Why Is the EU Taking the UAE and Gibraltar Off Its Grey List? Let’s Unpack It.
Here’s a question worth asking: What happens when a country lands on the EU’s “grey list” for money laundering? And maybe more intriguingly, what does it mean when it gets removed?
That’s exactly what just happened with the United Arab Emirates (UAE) and Gibraltar. After months of discussions (and a bit of political drama), the European Union has voted to take both off its money laundering “grey list,” a move with big financial, diplomatic, and reputational implications.
Let’s explore what this all means and why it matters, especially for businesses and regulators watching global finance trends.
What Is the “Grey List,” Anyway?
The EU maintains a list of countries that it believes have deficiencies in preventing money laundering and terrorism financing. Being on this list doesn’t mean a country is outright bad at policing financial crime, but it does mean regulators think more work is needed.
What’s the catch? If your country is listed, your financial transactions become more complicated. Banks and businesses are required to apply extra due diligence to anything involving your region. That means more checks, more paperwork, and yes, more costs.
For places like the UAE and Gibraltar, that grey listing has been an ongoing thorn in the side, particularly as both have tried to position themselves as reputable financial hubs.
So, Why Are the UAE and Gibraltar Being Removed?
After making a number of reforms, both countries seem to have convinced EU officials they’re taking financial crime more seriously.
The UAE, in particular, had been lobbying hard to be delisted, even raising the issue during trade negotiations with Brussels.

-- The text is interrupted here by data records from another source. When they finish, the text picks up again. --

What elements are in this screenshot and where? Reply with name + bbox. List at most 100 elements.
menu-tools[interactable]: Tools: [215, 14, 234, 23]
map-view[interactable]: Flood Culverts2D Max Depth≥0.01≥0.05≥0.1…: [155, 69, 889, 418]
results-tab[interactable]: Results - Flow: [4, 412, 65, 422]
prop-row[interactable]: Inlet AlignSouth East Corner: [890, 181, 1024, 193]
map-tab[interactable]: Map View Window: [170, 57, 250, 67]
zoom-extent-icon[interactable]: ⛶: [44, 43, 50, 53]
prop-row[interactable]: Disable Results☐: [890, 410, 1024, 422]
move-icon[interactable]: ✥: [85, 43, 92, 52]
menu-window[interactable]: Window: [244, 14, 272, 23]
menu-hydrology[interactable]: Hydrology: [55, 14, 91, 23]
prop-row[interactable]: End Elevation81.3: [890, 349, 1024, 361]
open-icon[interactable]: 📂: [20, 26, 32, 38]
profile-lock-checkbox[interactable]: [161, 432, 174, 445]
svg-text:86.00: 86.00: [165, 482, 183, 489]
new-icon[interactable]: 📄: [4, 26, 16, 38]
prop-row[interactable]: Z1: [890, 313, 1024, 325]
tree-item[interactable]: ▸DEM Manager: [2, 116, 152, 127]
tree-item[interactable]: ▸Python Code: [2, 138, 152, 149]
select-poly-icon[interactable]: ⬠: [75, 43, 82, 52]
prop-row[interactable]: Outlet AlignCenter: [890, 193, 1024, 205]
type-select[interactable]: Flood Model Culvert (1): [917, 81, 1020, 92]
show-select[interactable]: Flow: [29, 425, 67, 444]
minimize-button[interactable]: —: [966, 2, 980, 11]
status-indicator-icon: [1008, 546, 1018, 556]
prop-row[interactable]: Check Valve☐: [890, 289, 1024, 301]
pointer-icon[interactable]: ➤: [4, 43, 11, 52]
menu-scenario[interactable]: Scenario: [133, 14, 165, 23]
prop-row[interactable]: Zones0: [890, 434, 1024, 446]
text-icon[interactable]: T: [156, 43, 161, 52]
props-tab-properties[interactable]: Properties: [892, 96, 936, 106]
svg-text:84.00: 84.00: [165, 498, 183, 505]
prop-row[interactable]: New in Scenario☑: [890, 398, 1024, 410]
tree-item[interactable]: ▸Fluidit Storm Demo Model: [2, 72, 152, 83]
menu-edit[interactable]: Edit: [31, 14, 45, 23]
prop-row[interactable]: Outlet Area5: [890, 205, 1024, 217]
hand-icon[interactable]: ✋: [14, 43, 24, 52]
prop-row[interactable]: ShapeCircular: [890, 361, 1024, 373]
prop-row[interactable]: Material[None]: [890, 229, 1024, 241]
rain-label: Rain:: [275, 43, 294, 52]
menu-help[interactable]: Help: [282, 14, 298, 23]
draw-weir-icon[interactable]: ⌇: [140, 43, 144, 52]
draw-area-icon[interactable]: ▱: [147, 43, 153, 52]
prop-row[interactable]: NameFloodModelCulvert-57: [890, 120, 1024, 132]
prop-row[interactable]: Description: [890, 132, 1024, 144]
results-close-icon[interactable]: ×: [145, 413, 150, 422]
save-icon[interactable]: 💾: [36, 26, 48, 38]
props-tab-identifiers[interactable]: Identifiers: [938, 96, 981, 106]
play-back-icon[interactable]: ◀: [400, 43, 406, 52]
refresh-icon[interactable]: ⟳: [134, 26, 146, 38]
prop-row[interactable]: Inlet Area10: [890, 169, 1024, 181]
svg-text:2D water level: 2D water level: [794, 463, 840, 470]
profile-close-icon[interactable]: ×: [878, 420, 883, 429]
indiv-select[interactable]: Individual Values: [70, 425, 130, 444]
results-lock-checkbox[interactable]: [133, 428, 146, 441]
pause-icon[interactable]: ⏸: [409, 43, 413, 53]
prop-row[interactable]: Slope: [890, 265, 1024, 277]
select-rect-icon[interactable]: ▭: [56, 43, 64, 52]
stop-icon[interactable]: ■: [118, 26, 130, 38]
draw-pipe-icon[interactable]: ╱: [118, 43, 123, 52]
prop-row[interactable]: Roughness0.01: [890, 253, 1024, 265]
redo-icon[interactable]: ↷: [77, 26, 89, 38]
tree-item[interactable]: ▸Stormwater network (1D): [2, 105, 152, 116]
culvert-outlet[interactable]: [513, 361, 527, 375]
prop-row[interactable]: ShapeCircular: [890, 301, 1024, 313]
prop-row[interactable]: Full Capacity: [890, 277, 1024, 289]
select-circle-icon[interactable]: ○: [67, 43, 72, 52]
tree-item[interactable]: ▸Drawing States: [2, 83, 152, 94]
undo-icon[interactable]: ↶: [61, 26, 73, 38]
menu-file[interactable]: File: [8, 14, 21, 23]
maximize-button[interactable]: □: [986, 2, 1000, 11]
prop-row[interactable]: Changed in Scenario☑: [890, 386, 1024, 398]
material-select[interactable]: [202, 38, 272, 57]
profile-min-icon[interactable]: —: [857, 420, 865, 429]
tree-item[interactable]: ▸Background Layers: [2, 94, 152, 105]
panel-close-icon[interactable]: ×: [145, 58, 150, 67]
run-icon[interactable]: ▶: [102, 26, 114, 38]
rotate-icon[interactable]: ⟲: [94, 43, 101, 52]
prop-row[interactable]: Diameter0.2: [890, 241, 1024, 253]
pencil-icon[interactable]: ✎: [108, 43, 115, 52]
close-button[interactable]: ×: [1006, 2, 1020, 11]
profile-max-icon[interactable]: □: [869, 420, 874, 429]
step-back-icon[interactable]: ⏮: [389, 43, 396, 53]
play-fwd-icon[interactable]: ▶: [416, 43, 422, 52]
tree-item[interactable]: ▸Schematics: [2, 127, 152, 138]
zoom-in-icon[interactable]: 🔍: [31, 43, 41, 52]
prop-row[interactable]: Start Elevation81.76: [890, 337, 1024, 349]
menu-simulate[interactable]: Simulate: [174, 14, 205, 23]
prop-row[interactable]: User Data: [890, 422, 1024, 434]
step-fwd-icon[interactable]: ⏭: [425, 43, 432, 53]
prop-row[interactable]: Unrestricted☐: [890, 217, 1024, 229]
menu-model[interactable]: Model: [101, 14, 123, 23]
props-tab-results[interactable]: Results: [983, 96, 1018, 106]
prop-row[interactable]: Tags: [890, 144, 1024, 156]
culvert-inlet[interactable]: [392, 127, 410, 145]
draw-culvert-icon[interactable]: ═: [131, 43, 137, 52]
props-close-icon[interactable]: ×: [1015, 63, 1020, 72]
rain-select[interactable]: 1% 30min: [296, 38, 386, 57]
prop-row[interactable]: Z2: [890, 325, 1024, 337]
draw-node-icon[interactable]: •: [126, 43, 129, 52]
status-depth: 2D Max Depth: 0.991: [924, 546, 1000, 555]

According to EU insiders, trade commissioner Maroš Šefčovič personally urged lawmakers to support the removal, especially as Abu Dhabi was flagging the listing as a roadblock to closer cooperation.
And it worked. Lawmakers voted in favor of the change, with the decision expected to take effect in the coming weeks.
Interestingly, both the UAE and Gibraltar were also taken off the Financial Action Task Force (FATF) grey list back in 2024. The EU’s move follows that decision closely, signaling some alignment with FATF’s global standards.
Why Was This So Controversial?
Gibraltar’s removal wasn’t exactly smooth sailing. Spain, which claims sovereignty over the British overseas territory, wasn’t thrilled. In fact, Spanish lawmakers had previously blocked similar efforts due to political tensions.
Meanwhile, some members of the European Parliament still expressed concerns about how seriously the UAE enforces its anti-money laundering standards. But despite the pushback, a majority voted to go ahead, possibly encouraged by the broader diplomatic and economic benefits of cooperation.
Who Else Is In, or Out?
Alongside the UAE and Gibraltar, the EU is also delisting Barbados, Jamaica, Panama, the Philippines, Senegal, and Uganda, all of whom have reportedly improved their frameworks.
On the flip side, ten new countries are being added to the grey list, including Algeria, Kenya, Venezuela, Laos, and even Monaco, a long-standing hotspot for private banking.
One country that’s been at the center of attention? Russia. Although the EU is under pressure to list Russia due to its ongoing war in Ukraine, they’ve decided to postpone the decision, citing legal risks.
What Happens Next?
For the UAE and Gibraltar, this is a reputational win. It sends a signal to the global business community: “We’re tightening up. You can trust us.”
As UAE Minister Ahmed Al Sayegh put it, the country now aims to “unlock the full potential” of its partnership with the EU, and that includes expanding trade, investment, and security cooperation.
For businesses? This delisting could mean faster transactions, fewer compliance headaches, and a clearer path to doing business in these regions.
Curious to see which countries are next on or off the list? Keep an eye on the FATF updates!